Unlike the television drama series on which it is based, 21 Jump Street purports to be a comedy. The movie starts with us meeting two high school classmates, one a jock named Greg Jenko and the other a geek with braces named Morton Schmidt. We see them first on the day in which Schmidt gets rejected while trying to ask his beautiful neighbor to the prom and  Jenko gets told by his guidance counselor that he can’t go to the prom, despite being elected prom king, due to his poor grades. The next time they meet, they are both at the police academy, where Jenko is having trouble with coursework and Schmidt with athletics. They team up to help each other, graduate and are put on park patrol, where their dreams of making a big bust are spoiled by Jenko forgetting the words to the Miranda warning.

For some reason, this error qualifies them to be assigned to an undercover squad working out of an old church on Jump Street. I’ve always been under the impression that undercover work requires a lot of skill and experience, but this is movie world. Not only are they assigned to an undercover job trying to find the distributor of drugs at a local high school, but they are told to live at Schmidt’s parents house (under assumed names) while doing so. If you think that might make it hard to maintain their cover, you're right.

At this point I began to feel like I was taking some of the drugs, what with reality and I having parted ways somewhere around the opening credits. I’ll make a long story short. This is a bad movie. Avoid it. Save your money. Or use it to buy lottery tickets.

The only reason I’m writing about the movie at all is that there was one moment that made me sad for the movie it maybe could have been. When they arrive at the high school, Jenko forgets which brother he is supposed to be and gives the principal the wrong name. As a result, he is assigned to an advanced placement chemistry class while Schmidt is assigned to a drama class just as the role of Peter Pan in the class play is being recast. A series of improbable events leads to Schmidt being accepted by the popular crowd (one of whom is the drug dealer) while Jenko is befriended by the geeks who show him the fun side of science (and help him bug the dealer’s phone).
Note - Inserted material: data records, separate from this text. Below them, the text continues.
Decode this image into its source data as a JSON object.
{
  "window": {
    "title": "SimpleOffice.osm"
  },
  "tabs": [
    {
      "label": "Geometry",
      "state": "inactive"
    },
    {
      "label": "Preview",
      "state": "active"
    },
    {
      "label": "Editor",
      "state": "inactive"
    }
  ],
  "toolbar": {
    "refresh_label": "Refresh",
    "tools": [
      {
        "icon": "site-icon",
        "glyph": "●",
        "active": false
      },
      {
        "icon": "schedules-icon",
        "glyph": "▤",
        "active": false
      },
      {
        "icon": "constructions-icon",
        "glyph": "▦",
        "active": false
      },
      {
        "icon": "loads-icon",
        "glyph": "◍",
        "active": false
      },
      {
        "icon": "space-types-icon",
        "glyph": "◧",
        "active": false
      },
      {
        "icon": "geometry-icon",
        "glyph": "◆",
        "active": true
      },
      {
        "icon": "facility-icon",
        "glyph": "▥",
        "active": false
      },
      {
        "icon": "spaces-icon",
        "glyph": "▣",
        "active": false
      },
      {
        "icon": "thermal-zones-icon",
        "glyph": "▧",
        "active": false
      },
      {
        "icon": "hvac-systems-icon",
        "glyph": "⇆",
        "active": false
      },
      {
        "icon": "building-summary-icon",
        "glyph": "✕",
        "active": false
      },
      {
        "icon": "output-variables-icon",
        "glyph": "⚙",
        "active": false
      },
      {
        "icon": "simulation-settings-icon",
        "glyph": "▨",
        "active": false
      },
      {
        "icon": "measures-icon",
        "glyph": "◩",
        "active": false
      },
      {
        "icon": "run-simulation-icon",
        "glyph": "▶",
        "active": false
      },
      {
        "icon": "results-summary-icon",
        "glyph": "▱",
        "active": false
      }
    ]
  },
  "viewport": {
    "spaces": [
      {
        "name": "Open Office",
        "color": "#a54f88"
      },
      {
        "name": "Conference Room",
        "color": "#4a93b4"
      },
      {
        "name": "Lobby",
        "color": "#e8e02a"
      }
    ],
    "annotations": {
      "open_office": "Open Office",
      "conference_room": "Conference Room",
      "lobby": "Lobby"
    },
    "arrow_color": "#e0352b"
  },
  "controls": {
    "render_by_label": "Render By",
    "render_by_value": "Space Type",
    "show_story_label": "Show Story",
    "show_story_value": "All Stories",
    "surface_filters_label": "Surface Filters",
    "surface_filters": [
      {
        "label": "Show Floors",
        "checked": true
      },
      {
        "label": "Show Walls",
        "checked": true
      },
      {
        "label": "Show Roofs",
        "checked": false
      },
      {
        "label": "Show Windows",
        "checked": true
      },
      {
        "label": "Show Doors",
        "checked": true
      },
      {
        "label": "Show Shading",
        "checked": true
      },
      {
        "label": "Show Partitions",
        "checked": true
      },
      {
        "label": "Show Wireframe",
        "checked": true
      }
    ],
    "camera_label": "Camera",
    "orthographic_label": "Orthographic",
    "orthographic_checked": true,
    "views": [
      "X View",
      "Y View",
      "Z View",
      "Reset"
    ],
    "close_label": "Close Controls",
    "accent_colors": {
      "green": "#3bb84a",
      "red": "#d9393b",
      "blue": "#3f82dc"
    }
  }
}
At one point, Jenko looks at Schmidt in surprise that their roles have been reversed, as if he realizes that his being the popular kid in high school was as much a matter of luck as it was of who he is. Channing Tatum, who up to this point in the movie had given no indication of acting talent, managed to convey that in one moment with the expression on his face.

Or maybe I was hallucinating. But it’s a shame, because the audience this movie was intended for (I’m guessing middle school boys) probably could use the message that who you are in high school isn't who you are for the rest of your life. I don’t think the movie would have been improved by trying to hit them over the head with it, but possibly if there had been a half dozen or so fewer car chases, explosions, pratfalls, improbable coincidences and cliches, that one moment would have been a lot more effective.

But there weren’t. So if you are over the age of 13, avoid this movie. Go see something else.